At risk of being misunderstood

We are all at risk of being misunderstood.  Even two people, who have lived together for decades can find themselves at odds.  She, perhaps because she needs two comforting arms around her just when he turns his back and goes away to be by himself; he, because he was only giving her some space that she was so obviously crying out for…And when he is upset, he likes to be alone.  Misunderstandings can so easily proliferate, like pins and needles after sitting too long with our legs tucked under us.

It is trite to say that we write memoir because we feel misunderstood.  And I have said that I wrote Trapped because I felt misunderstood.  But in fact, I simply didn’t understand anything.  That despair, nestled at the root of utter incomprehension, turned me initially guarded, then defensive, then prickly, then isolated.

In retrospect, and having had the courage to spell out as much as I could for myself and the reader, I feel that much misunderstanding and sorrow might have been avoided, or shed more easily, if there had been more people around who were unafraid to grasp me in their arms, speak to me as I needed to be spoken to, firmly and kindly, in order to break through the self-imposed isolation that becomes one consequence of being misread.

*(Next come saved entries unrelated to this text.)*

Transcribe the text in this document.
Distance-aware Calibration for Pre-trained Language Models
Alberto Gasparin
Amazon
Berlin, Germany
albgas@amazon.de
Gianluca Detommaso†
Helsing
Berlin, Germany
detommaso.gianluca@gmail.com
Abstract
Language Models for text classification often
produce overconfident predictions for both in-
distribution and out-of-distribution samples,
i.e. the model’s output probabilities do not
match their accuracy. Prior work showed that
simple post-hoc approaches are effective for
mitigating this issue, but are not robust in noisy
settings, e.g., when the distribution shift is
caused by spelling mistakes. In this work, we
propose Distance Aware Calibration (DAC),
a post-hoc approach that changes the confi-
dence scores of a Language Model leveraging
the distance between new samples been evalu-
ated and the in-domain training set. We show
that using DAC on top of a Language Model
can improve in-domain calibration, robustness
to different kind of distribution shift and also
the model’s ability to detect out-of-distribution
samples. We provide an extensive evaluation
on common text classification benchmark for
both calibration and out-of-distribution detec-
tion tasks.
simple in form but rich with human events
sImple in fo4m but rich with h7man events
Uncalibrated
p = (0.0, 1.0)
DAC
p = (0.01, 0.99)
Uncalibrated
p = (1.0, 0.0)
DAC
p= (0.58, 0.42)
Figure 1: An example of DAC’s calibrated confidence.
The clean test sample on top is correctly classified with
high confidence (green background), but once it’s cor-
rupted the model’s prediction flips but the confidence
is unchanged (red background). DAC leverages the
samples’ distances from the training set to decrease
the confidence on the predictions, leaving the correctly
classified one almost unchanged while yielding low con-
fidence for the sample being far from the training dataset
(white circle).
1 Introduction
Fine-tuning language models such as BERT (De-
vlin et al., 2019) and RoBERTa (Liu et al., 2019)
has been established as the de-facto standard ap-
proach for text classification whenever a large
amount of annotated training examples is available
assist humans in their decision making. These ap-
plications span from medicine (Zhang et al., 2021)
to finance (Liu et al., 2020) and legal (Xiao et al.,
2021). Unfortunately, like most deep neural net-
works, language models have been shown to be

I find I am still grieving for the obvious reason that life was awful, and for the less obvious reason that I have wasted so many years being unhappy.  There is another, more insidious pain of knowing that my perceptions – like those of others! – were often greatly mistaken, and that if I had been less fearful and stood my ground, no-one would have minded terribly.

Sure, the world is full of insensitive oafs, and cruel people who are casually unjust, and it is our focus on such people that turns us inward.  But as I have since learned and continue to discover, the world is also brimming with delightfully kind, forgiving and thoughtful people.

I have missed so many opportunities for joy, and for love, fun, humour and sheer delight.  Meeting wonderful people, knowing they can see past my social awkwardness, my stumblingly stupid statements, to the smile that hopes it will be accepted, is so liberating.  I am sorry for all the wasted opportunities to show kindness and caring.  Life is full of inexplicable contradictions, isn’t it?

Without having gone out of my way to excavate my experiences by writing them, none of this would be clear.  Muddy confusion would all be sitting still, at the bottom of a dark glass, festering muddily.